## Work done by a rotating electric dipole in uniform electric field

Derivation:

Let us consider, An electric dipole AB, made up of two charges $+q$ and $-q$, is placed at a very small distance $2l$ in a uniform electric field $\overrightarrow{E}$. If dipole $AB$ rotates at angle $θ$ from its equilibrium position. If $A'$ and $B'$ are the new position of a dipole in the electric field. Then force on $+q$ charge particle due to electric field→

$\overrightarrow{F_{+q}}=q\overrightarrow{E}\qquad (1)$

Then force on $-q$ charge particle due to electric field→

$\overrightarrow{F_{-q}}=q\overrightarrow{E}\qquad(2)$

 Work done by rotating an electric dipole
So work done by a force on $+q$ charge particle to bring from position $A$ to position $A'$→

$\overrightarrow{W_{+q}}=\overrightarrow{F_{+q}}·\overrightarrow{AC}$

$\overrightarrow{W_{+q}}=q\overrightarrow{E}· \overrightarrow{AC}\qquad(3)$

Similarly, work done by the force on $-q$ charge particle to bring from position $B$ to position $B'$→

$\overrightarrow{W_{-q}}=\overrightarrow{F_{-q}}·\overrightarrow{BD}$

$\overrightarrow{W_{-q}}=q\overrightarrow{E}· \overrightarrow{BD}\qquad (4)$

So the total work is done by the force on the dipole→

$\overrightarrow{W}=\overrightarrow{W_{+q}}\:+\:\overrightarrow{W_{-q}}$

$\overrightarrow{W}=q\overrightarrow{E}·(\overrightarrow{AC}+\overrightarrow{BD})\qquad (5)$

From the figure, There is symmetry so

$\overrightarrow{AC}=\overrightarrow{BD}$

So from equation $(5)$

$\overrightarrow{W}=q\overrightarrow{E}·(2\overrightarrow{AC})$

$\overrightarrow{W}=2q\overrightarrow{E}(\overrightarrow{AO}-\overrightarrow{CO})\qquad (6)$

From figure→

$\left | \overrightarrow{AO} \right |=l$

$\left | \overrightarrow{CO} \right |=l\:cos \theta$

Now substitute the values in equation (6).

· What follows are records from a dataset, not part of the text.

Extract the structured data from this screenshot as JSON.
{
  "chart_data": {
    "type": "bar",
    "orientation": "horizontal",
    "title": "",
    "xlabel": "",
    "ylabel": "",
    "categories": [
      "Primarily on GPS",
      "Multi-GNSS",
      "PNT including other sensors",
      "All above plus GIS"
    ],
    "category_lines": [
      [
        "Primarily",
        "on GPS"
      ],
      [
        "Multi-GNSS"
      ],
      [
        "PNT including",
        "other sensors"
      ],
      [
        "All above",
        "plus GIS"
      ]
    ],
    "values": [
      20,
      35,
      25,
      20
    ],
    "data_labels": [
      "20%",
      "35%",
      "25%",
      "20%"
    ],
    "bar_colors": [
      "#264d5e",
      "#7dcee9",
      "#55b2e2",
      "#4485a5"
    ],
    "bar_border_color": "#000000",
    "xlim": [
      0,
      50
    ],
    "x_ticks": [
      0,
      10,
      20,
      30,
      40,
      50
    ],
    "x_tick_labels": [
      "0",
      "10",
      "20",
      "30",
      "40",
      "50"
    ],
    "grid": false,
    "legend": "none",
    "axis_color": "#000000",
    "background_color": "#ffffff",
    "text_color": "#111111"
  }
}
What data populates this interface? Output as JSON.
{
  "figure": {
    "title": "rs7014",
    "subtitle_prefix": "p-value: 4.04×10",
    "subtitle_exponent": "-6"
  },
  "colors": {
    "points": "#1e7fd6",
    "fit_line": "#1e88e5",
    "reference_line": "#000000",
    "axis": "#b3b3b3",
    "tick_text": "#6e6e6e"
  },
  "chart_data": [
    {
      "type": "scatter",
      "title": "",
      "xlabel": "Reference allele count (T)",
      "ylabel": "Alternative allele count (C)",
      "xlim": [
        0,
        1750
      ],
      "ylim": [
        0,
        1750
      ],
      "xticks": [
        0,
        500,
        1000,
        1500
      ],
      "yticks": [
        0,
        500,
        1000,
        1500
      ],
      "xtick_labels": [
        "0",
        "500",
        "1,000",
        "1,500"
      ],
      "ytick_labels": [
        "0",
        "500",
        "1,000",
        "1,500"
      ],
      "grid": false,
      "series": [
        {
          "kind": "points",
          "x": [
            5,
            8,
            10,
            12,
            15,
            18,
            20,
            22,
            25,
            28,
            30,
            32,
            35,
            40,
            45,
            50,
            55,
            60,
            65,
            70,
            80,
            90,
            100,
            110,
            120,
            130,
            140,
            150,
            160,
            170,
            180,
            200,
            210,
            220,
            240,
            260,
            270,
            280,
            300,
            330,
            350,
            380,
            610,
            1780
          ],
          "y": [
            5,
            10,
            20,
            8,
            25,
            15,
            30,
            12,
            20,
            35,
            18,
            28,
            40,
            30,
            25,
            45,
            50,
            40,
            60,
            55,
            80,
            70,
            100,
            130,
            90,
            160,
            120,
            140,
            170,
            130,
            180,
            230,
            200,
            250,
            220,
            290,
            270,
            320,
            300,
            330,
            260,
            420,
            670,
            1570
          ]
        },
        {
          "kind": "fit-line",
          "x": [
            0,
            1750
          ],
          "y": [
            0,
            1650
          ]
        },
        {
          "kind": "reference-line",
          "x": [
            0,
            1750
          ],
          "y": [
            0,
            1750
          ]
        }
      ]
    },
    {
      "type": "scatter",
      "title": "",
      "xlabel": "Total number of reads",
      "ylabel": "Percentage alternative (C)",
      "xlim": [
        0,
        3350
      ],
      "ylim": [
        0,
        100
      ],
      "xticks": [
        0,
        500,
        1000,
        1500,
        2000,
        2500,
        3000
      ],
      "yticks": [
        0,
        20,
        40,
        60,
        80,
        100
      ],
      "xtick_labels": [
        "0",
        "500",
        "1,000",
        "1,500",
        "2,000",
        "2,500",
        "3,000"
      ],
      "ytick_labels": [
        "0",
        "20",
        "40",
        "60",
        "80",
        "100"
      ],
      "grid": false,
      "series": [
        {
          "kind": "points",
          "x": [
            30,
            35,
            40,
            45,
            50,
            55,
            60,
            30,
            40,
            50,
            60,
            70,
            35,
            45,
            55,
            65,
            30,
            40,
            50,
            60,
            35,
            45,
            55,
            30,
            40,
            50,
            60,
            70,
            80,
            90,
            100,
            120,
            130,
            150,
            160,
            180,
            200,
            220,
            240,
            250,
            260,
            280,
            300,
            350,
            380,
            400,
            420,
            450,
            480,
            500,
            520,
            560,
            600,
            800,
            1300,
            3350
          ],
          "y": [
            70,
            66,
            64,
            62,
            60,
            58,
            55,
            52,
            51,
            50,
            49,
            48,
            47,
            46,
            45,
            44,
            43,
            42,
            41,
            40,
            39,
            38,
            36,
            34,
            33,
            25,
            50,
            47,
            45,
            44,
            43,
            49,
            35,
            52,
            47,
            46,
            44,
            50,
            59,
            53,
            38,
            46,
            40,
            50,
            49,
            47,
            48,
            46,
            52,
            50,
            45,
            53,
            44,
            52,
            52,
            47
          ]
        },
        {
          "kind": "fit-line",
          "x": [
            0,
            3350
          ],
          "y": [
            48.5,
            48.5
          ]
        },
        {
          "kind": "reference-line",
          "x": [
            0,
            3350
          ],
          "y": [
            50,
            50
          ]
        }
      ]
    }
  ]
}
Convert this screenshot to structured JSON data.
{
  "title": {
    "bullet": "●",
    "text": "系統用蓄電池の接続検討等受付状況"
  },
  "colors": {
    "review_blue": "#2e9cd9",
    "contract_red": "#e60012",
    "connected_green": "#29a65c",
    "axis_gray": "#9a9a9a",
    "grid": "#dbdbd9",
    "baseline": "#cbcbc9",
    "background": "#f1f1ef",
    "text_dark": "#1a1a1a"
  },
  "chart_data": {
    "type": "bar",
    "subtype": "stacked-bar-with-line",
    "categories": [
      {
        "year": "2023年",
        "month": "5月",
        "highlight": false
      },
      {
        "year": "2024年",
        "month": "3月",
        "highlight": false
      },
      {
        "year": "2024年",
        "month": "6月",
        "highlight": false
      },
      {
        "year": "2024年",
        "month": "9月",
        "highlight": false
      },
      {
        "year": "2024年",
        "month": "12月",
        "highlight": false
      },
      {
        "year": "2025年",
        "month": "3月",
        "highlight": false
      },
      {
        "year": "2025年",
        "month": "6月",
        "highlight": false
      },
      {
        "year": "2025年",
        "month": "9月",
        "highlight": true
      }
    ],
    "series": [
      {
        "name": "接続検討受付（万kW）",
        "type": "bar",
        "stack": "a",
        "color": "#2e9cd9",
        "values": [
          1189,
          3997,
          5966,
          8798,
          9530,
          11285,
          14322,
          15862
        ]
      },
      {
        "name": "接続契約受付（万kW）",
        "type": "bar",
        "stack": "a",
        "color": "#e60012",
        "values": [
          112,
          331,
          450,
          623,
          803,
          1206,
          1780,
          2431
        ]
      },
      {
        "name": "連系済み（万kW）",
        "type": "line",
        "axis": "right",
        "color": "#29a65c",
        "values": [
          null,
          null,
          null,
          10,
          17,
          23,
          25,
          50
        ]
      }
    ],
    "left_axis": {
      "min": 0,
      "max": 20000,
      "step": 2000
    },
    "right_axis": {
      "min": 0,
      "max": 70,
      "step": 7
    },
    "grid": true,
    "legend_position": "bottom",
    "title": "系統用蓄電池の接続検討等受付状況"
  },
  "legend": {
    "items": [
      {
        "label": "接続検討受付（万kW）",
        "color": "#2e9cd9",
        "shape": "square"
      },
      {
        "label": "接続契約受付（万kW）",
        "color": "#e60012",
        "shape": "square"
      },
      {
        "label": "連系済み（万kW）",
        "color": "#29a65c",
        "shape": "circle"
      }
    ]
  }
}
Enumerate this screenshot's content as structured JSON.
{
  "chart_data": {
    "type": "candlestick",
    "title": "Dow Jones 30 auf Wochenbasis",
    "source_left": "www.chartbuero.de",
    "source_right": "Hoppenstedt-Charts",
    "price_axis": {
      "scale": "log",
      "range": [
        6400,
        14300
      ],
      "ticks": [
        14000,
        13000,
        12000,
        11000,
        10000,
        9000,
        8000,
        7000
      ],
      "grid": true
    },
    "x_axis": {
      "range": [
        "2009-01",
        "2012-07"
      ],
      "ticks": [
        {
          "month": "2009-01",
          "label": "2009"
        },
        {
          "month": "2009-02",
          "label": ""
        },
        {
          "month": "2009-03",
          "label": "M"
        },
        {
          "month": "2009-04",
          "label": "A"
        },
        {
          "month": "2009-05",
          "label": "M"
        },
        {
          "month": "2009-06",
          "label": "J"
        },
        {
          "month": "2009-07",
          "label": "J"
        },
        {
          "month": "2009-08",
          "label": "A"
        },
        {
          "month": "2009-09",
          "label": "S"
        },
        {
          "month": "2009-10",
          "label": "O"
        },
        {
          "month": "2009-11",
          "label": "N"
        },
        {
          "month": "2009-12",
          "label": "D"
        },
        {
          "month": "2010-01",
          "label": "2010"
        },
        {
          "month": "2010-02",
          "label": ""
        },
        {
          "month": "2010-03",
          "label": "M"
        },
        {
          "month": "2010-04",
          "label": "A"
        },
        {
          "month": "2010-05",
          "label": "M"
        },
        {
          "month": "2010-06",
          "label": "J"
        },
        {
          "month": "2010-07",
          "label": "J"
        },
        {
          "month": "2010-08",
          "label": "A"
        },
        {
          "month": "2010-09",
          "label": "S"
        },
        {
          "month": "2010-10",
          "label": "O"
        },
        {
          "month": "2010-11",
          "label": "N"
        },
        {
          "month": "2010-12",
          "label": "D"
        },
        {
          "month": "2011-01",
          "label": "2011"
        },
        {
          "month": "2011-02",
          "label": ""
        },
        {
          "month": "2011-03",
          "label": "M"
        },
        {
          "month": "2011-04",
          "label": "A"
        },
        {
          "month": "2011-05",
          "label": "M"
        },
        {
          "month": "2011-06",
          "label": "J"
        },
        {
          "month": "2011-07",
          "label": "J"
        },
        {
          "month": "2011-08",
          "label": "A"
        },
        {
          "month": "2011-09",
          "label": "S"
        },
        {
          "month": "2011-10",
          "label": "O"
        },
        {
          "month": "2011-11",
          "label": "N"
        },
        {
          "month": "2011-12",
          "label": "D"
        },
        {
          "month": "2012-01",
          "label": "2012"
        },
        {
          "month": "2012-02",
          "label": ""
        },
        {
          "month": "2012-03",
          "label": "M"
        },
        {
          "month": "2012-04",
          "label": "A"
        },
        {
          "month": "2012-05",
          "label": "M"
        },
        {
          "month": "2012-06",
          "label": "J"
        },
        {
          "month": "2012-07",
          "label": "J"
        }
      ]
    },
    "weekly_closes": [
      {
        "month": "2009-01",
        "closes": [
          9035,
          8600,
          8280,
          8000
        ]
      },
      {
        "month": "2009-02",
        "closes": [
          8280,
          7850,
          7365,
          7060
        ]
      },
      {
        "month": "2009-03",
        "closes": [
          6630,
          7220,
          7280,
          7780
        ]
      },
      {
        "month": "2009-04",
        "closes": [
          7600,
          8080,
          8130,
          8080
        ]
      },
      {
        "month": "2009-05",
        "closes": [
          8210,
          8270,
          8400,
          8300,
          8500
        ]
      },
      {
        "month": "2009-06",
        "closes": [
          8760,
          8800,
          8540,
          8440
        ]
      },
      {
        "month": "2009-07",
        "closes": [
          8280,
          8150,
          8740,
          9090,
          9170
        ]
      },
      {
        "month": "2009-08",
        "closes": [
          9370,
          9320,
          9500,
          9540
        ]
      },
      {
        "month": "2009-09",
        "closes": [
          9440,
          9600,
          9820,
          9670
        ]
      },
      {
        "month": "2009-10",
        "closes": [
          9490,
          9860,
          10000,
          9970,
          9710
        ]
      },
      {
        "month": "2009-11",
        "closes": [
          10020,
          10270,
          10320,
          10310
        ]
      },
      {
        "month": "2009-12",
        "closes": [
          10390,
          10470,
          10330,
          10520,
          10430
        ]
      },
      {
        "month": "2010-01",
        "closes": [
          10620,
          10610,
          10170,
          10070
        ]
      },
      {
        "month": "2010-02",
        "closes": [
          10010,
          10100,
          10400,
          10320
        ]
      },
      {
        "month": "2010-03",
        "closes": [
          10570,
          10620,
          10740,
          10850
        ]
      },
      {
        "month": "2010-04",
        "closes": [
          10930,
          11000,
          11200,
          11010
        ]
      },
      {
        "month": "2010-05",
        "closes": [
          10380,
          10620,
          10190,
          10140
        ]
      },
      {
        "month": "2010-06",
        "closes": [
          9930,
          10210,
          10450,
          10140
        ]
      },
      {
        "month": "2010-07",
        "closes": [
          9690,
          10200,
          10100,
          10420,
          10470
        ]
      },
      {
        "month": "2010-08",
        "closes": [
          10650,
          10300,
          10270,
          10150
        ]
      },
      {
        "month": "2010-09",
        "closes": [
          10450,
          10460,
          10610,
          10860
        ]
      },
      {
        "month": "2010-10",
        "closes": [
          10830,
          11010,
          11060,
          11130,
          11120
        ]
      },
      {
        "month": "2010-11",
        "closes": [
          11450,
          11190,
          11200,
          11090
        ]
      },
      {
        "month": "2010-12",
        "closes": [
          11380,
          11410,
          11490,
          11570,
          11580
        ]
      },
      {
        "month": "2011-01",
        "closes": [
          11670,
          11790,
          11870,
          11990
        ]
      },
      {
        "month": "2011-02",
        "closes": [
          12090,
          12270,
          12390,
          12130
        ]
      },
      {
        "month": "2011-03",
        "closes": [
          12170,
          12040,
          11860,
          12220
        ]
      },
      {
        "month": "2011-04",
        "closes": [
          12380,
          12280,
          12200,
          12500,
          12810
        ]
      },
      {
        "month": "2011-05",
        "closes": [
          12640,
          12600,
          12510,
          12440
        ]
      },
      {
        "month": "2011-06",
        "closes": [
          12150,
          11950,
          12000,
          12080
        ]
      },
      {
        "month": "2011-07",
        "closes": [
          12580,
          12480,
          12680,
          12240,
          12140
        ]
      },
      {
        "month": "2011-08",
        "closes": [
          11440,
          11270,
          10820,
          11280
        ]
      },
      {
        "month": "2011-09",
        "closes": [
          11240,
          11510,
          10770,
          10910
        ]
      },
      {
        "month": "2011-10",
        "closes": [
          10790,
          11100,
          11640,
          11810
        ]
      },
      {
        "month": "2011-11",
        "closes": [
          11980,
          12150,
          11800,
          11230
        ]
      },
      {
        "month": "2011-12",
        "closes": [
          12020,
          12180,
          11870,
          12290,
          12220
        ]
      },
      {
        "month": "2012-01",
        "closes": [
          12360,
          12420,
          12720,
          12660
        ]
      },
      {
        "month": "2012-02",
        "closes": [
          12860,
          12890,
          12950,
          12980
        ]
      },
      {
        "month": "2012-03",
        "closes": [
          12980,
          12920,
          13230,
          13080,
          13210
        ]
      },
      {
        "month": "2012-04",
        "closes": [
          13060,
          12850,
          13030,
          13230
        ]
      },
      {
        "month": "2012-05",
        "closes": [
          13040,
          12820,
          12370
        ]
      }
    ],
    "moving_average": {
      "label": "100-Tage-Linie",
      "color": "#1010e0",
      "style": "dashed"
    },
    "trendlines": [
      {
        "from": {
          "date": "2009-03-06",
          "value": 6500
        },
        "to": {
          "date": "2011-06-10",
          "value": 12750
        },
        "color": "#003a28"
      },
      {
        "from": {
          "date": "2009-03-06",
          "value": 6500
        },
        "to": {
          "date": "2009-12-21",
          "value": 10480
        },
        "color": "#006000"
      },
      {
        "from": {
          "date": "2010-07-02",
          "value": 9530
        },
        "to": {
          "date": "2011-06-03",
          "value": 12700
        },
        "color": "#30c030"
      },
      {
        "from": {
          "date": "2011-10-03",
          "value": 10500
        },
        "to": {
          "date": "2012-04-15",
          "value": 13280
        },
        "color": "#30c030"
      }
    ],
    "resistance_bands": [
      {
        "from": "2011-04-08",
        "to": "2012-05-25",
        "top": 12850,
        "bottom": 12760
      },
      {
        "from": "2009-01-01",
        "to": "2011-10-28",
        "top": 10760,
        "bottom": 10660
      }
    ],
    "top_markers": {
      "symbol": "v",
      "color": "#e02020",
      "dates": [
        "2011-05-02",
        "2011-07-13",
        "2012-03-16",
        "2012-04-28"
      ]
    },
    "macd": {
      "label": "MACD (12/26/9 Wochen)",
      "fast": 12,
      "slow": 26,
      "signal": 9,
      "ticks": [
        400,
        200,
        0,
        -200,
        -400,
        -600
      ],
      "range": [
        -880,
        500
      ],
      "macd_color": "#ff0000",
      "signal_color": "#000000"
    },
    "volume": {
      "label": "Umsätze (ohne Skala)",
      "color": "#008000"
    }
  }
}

So equation (6) can be written as in magnitude form →

$W=2qE(l-l\:cos\theta )$

$W=2qEl(1-cos\theta )$

 $W=pE(1-cos\theta )$

The above expression shows that work is done on a rotating electric dipole in a uniform electric field.

Case (i):

If $\theta=0^{\circ}$, Then work done will be minimum

 $W_{min}=0$

Case (ii):

If $\theta=90^{\circ}$, Then work done

 $W=pE$

Case (iii):

If $\theta=180^{\circ}$, Then work done will be maximum

 $W_{max}=2pE$